Many barriers inhibit axon regeneration After axonal injury or crush, formidable barriers obstruct growth cone migration and axon regeneration. Debris from the axon-ensheathing myelin contains proteins that inhibit growth cone motility. Astrocytes make a scar containing chondroitin sulfate proteoglycans that also block growth cone advance. These glia and other reactive cells release ephrins and semaphorins, the same negative cues that guide growth cones in embryos (YouTube video 5). Further, most injured neurons do not reactivate the genes that drive axonal growth, including cytoskeletal and membrane assembly.
Extrinsic barriers can be reduced Animal studies of spinal cord injury have succeeded in diminishing or removing many inhibitors of axonal regeneration, the myelin proteins, chondroitin sulfate proteoglycans and repulsive molecules. These studies yielded some increased axonal regeneration, especially when several blockers were simultaneously targeted. Introduction of axonal growth factors stimulated additional improvements in axonal re-growth. Yet, even in the best cases, functional regeneration of damaged circuits was limited. Attention must also be paid to promoting the intrinsic growth capacities of injured neurons.

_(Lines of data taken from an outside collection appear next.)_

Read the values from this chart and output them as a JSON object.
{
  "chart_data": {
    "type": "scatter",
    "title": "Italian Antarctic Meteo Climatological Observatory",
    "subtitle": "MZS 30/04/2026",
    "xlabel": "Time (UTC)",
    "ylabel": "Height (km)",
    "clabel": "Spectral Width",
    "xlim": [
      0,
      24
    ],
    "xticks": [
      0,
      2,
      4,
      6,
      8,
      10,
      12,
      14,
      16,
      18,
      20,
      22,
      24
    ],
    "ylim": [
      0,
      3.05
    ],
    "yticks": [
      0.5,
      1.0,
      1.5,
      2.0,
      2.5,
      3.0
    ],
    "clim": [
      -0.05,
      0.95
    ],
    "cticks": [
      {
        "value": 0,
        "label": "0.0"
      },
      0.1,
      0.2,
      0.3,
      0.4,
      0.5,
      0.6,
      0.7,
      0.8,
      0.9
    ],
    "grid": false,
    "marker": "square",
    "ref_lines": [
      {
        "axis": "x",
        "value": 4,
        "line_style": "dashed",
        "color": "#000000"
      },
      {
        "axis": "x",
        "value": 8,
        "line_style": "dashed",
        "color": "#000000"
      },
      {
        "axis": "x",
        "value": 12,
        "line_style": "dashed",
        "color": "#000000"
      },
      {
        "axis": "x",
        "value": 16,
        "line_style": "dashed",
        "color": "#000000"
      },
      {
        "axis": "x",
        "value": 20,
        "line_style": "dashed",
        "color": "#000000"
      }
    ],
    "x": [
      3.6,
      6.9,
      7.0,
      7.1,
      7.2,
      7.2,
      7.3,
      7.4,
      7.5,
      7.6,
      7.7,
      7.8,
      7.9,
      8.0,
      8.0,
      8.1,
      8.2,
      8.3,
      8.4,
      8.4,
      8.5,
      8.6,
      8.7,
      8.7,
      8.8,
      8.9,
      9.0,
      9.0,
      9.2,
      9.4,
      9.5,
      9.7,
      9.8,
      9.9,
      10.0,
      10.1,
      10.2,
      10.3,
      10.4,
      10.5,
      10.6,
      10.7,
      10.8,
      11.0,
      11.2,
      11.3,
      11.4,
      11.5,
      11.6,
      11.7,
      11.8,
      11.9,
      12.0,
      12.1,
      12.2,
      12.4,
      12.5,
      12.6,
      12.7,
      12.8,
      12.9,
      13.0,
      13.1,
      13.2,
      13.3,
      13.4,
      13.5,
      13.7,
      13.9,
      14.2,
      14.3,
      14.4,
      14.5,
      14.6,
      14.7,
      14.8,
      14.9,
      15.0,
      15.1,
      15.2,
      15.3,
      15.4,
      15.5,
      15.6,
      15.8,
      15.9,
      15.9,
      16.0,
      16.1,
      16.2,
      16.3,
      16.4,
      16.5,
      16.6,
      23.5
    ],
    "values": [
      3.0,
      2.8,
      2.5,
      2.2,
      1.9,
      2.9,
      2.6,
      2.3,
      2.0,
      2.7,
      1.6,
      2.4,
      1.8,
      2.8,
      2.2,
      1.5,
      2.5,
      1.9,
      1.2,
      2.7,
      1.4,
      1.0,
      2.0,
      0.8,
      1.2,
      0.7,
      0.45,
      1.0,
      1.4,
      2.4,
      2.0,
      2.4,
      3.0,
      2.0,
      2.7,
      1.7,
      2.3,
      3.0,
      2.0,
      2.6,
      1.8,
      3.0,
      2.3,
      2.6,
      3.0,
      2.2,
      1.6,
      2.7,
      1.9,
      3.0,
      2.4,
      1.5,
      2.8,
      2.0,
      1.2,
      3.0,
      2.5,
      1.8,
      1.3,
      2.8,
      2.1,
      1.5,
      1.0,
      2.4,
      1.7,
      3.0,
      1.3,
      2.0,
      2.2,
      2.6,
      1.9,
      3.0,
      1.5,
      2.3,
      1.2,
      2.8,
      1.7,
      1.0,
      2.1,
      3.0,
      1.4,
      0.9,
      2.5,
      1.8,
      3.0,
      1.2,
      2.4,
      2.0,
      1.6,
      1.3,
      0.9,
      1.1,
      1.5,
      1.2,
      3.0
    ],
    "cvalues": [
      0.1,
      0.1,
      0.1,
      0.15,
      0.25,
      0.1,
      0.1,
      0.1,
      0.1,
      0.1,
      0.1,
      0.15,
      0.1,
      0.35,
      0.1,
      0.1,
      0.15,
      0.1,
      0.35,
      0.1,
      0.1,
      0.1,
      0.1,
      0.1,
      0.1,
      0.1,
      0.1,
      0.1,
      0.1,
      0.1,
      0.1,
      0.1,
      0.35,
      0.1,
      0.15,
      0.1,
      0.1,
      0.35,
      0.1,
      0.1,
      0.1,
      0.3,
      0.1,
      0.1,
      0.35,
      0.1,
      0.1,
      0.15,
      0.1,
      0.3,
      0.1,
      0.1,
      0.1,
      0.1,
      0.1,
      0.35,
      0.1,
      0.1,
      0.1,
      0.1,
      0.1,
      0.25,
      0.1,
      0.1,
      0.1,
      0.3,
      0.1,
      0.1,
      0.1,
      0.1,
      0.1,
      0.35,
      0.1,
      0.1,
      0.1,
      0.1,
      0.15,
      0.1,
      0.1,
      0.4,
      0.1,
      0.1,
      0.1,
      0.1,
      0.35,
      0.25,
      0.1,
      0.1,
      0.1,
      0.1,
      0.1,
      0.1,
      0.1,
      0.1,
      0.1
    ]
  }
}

Neuronal growth capacity must be increased Successful regeneration may require that neurons return to their embryonic growth state. Mechanisms are being designed to reprogram neurons to express genes that produce axonal growth and growth cone motility. Pharmacological and genetic strategies seek to activate regulatory pathways in neurons that stimulate axonal elongation and suppress metabolic activity that inhibits regeneration.

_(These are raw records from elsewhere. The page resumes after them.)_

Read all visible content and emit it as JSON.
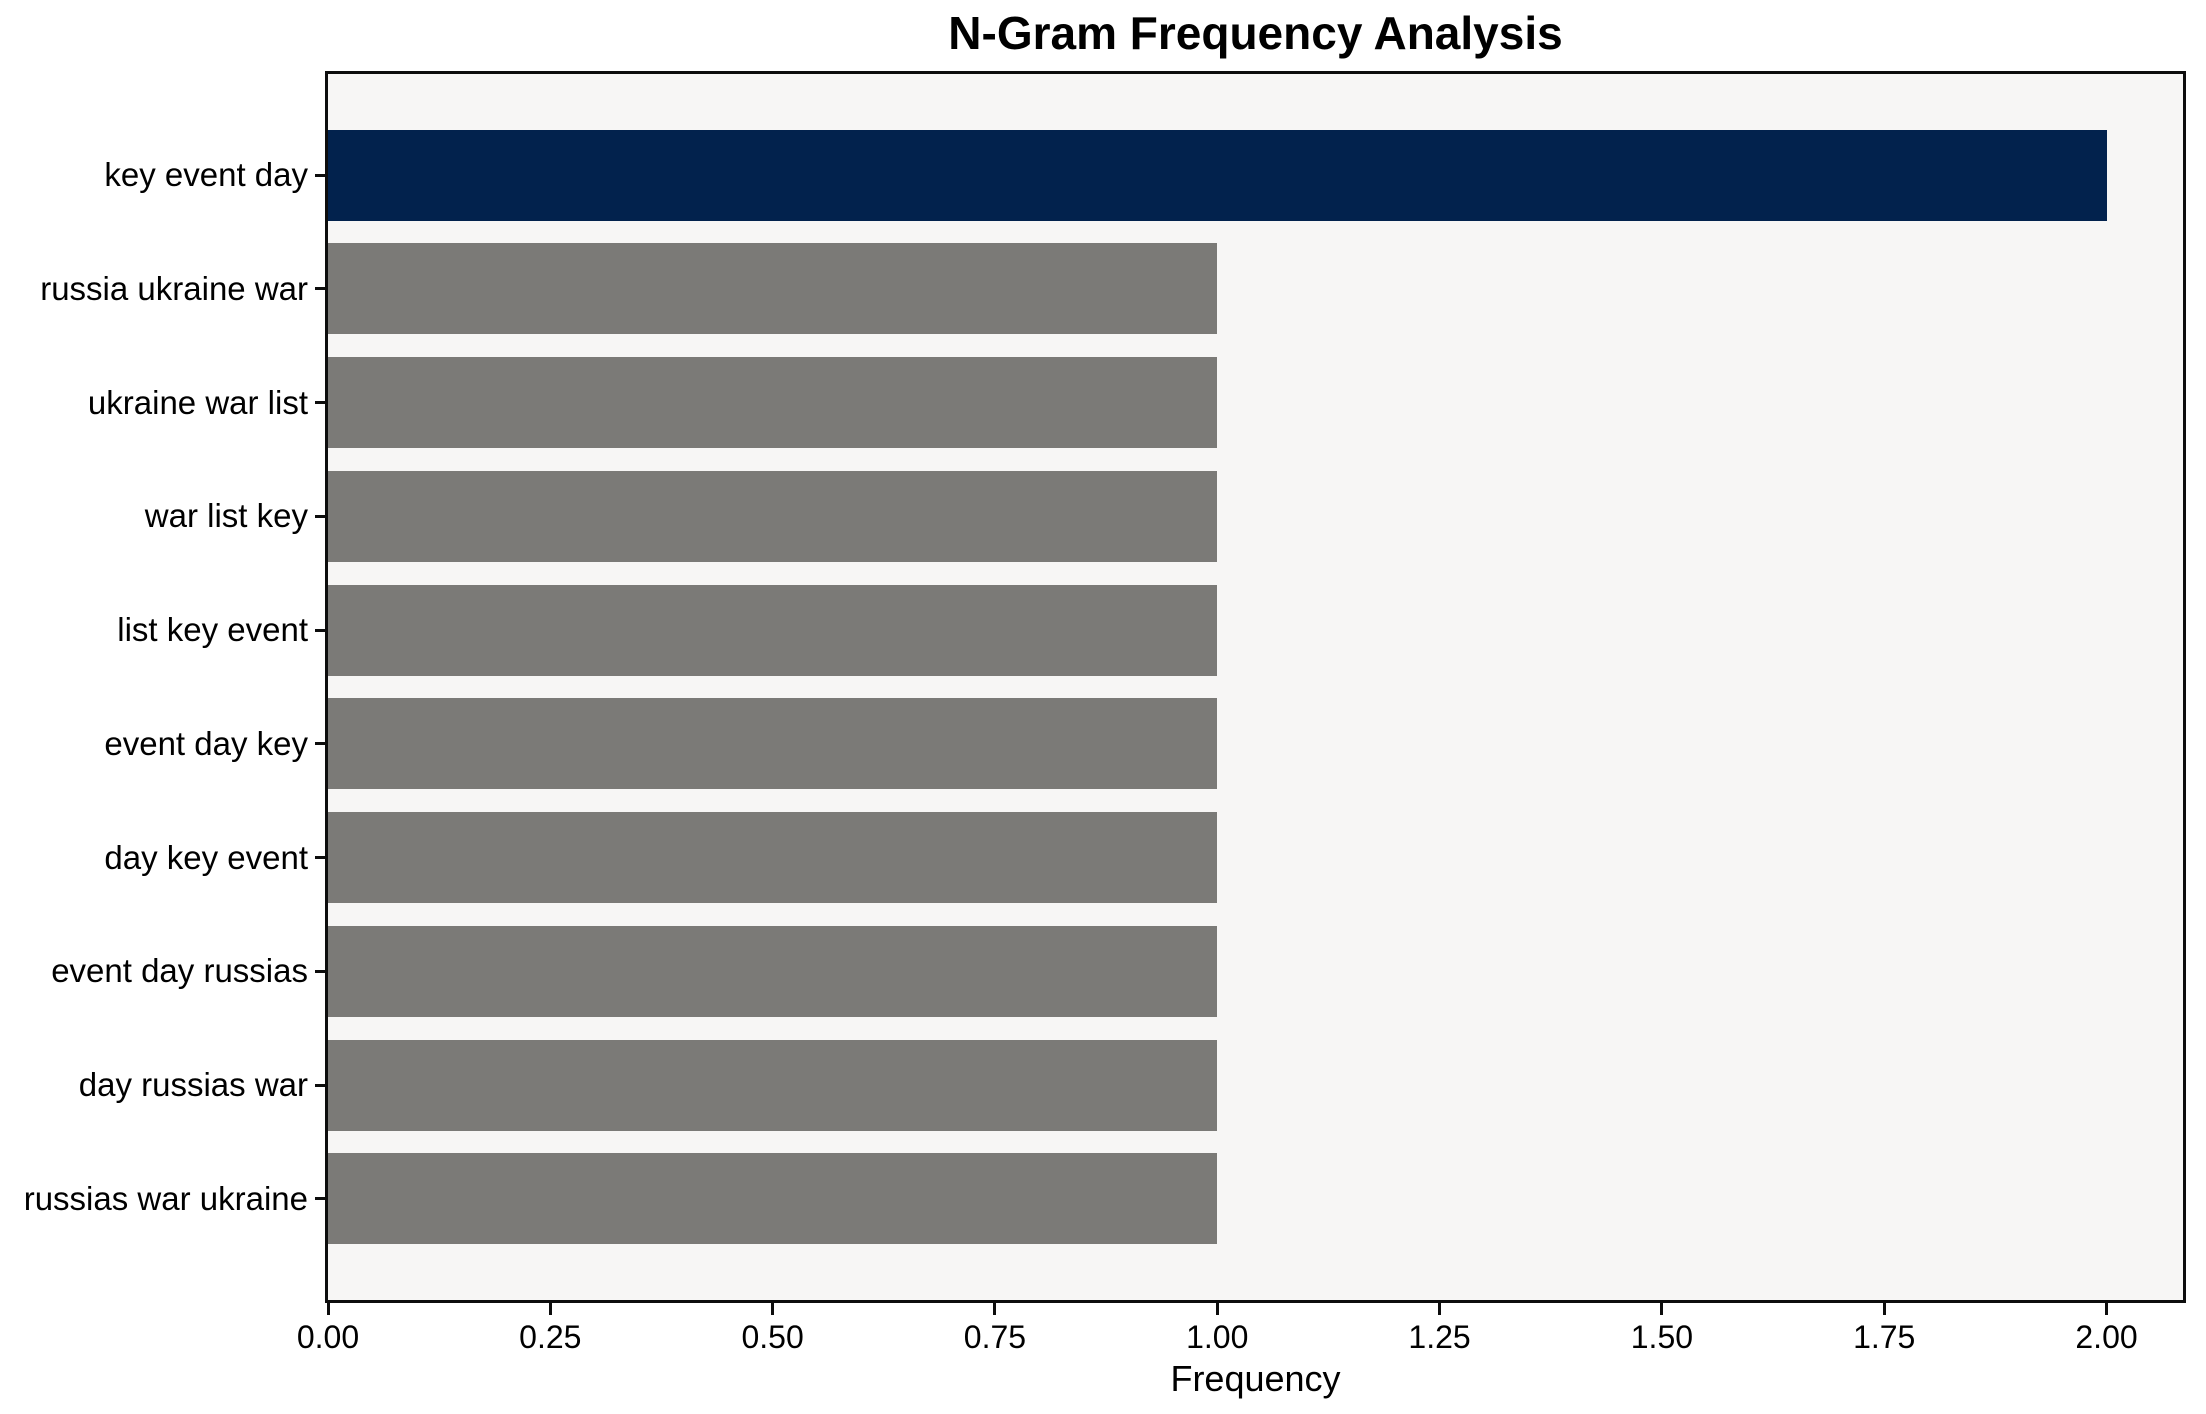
{
  "chart_data": {
    "type": "bar",
    "orientation": "horizontal",
    "title": "N-Gram Frequency Analysis",
    "xlabel": "Frequency",
    "ylabel": "",
    "categories": [
      "key event day",
      "russia ukraine war",
      "ukraine war list",
      "war list key",
      "list key event",
      "event day key",
      "day key event",
      "event day russias",
      "day russias war",
      "russias war ukraine"
    ],
    "values": [
      2,
      1,
      1,
      1,
      1,
      1,
      1,
      1,
      1,
      1
    ],
    "bar_colors": [
      "#02224d",
      "#7b7a77",
      "#7b7a77",
      "#7b7a77",
      "#7b7a77",
      "#7b7a77",
      "#7b7a77",
      "#7b7a77",
      "#7b7a77",
      "#7b7a77"
    ],
    "x_ticks": [
      "0.00",
      "0.25",
      "0.50",
      "0.75",
      "1.00",
      "1.25",
      "1.50",
      "1.75",
      "2.00"
    ],
    "xlim": [
      0,
      2.086
    ],
    "grid": false,
    "legend": null,
    "plot_bg_color": "#f7f6f5",
    "figure_bg_color": "#ffffff",
    "spine_color": "#0d0d0d",
    "highlight_color": "#02224d",
    "default_bar_color": "#7b7a77"
  }
}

The future for spinal cord regeneration is hopeful This progress, related research and bioengineering advances indicate that the potential for recovery from spinal cord injuries is greatly increased. Effective means are emerging to reduce the immediate pathological impact of spinal cord injuries. Multiple approaches are needed to reduce the inhibitory environment that develops after injury, while enhancing neuronal growth capacity. As occurs during development, regenerating axons may be guided by actively migrating growth cones. As an alternative to recreating former circuits, It may be possible to form new functional circuits with new neurons and/or new pathways. Finally, implantation of new materials and microdevices may promote neural regeneration and even take part in reestablishing sensory feedback and motor control between the brain and the spinal cord.